McMurdie and Williams told the tribunal they acted out of genuine suspicion about Shaw's commercial plans.
Prior to the investigation, Shaw had an "exemplary" record, and he has since been cleared of any conflict of interest by the Home Secretary. More likely than not, the tribunal found, McMurdie and Williams instigated the disciplinary process against him because he blew the whistle on Williams' cheating.
Nevertheless, the pressure of the investigation combined with the humiliation of being escorted from police premises by Williams, who then carried out an unwarranted search of his desk in front of colleagues, took a toll. Shaw suffered nightmares and was signed off work for 18 weeks with depression.
He is now serving in a unit dealing with extradition cases, where he expects to see out the remaining two years of his police service. McMurdie and Williams, meanwhile, have prospered.
McMurdie remains in place at the head of the PCeU and has not been disciplined for her actions. Under her management the unit enjoys the vocal support of Sir Paul Stephenson, the nation's most senior police officer.

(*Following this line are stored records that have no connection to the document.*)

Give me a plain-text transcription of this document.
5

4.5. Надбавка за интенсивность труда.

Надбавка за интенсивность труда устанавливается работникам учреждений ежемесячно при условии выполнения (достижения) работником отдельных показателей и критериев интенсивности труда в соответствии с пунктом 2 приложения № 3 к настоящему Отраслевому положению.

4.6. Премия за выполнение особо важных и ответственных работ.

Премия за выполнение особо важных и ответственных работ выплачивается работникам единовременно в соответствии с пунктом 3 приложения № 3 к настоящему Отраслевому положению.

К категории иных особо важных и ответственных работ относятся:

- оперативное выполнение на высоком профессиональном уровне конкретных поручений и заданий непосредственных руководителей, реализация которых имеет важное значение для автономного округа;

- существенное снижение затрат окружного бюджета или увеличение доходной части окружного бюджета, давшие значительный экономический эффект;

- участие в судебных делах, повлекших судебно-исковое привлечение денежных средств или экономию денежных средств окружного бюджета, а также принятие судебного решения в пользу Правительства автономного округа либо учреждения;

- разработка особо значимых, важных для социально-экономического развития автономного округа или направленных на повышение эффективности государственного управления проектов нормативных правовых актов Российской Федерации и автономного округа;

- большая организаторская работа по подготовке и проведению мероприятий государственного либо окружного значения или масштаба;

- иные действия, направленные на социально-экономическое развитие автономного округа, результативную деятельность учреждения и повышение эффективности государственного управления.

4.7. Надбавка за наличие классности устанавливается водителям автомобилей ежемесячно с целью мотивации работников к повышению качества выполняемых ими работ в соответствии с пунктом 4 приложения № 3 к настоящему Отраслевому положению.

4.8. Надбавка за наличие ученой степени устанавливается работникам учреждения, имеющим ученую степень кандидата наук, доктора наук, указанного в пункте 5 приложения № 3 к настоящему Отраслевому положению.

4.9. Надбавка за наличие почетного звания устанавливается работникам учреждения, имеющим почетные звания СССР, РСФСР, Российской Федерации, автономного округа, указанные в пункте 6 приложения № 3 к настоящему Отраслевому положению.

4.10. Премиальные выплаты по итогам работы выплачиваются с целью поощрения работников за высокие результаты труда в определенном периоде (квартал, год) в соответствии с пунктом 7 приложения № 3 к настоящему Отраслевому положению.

'They have won and I have lost'
Williams' career has not apparently suffered either. Last year he became the first Met officer seconded to GCHQ's new Cyber Security Operations Centre.
He was also recently appointed as staff officer to Assistant Commissioner Janet Williams, who oversees the PCeU and is one of the most powerful figures in the Met, despite his apparent dishonesty. The Met has applied its weakest sanction - "words of advice" - against him over the affair.
"Make no mistake," Shaw told the tribunal. "They have won and I have lost."
"I have had to spend thousands of pounds to try to clear my name and regain my status. Their careers will progress, mine is finished."
In response to questions about whether any action will be taken against McMurdie over false statements to the tribunal, a spokesman for the Met said "the officers are not under investigation".
"However, as with any tribunal, the Met will carefully review the findings to see if there is any wider learning for the future."
He added that it should not be assumed from that statement that no action will be taken against officers after the tribunal delivers its written remedies judgment.
A third senior officer, Detective Chief Superintendent Nigel Mawer, who was involved in setting up the PCeU, was also criticised in the judgment. He admitted adding a crucial undated note to the file on Shaw's business interests after the investigation had started, and that it could amount to "tampering with evidence".
Mawer, who retired last week and recently headed the investigation into allegations of spot-fixing against the Pakistani cricket team, was "surprisingly and exceptionally careless", the tribunal found. It stopped short of finding any intentional wrongdoing on his part.
Shaw's case also raises concerns about security standards at the PCeU, which handles material classified up to Top Secret. Mawer said it is "not an uncommon" practice for officers to take sensitive work home with them.
Concerns over separate failures by McMurdie to follow security procedures led a member of the Security Service to follow her home, the tribunal heard.
Shaw also told the tribunal he and another officer had complained to McMurdie over her appointment of a part-time volunteer outside the normal security vetting process. It later emerged that the volunteer had failed vetting for both the Met and Surrey Police, he said, because she lived with a former police constable who had been charged with importing Class A drugs.
Shaw had sought £2m in exceptional damages for his treatment at the hands of Mawer, McMurdie and Williams to "force the police to take disciplinary action against the wrong-doers". He planned to donate all the money to charity after paying his lawyer.
"I believe that a punitive award of less than £50,000 will not deter the Met in future from destroying the next whistleblower for whom justice, honesty, integrity and conscience still mean something," he told the tribunal.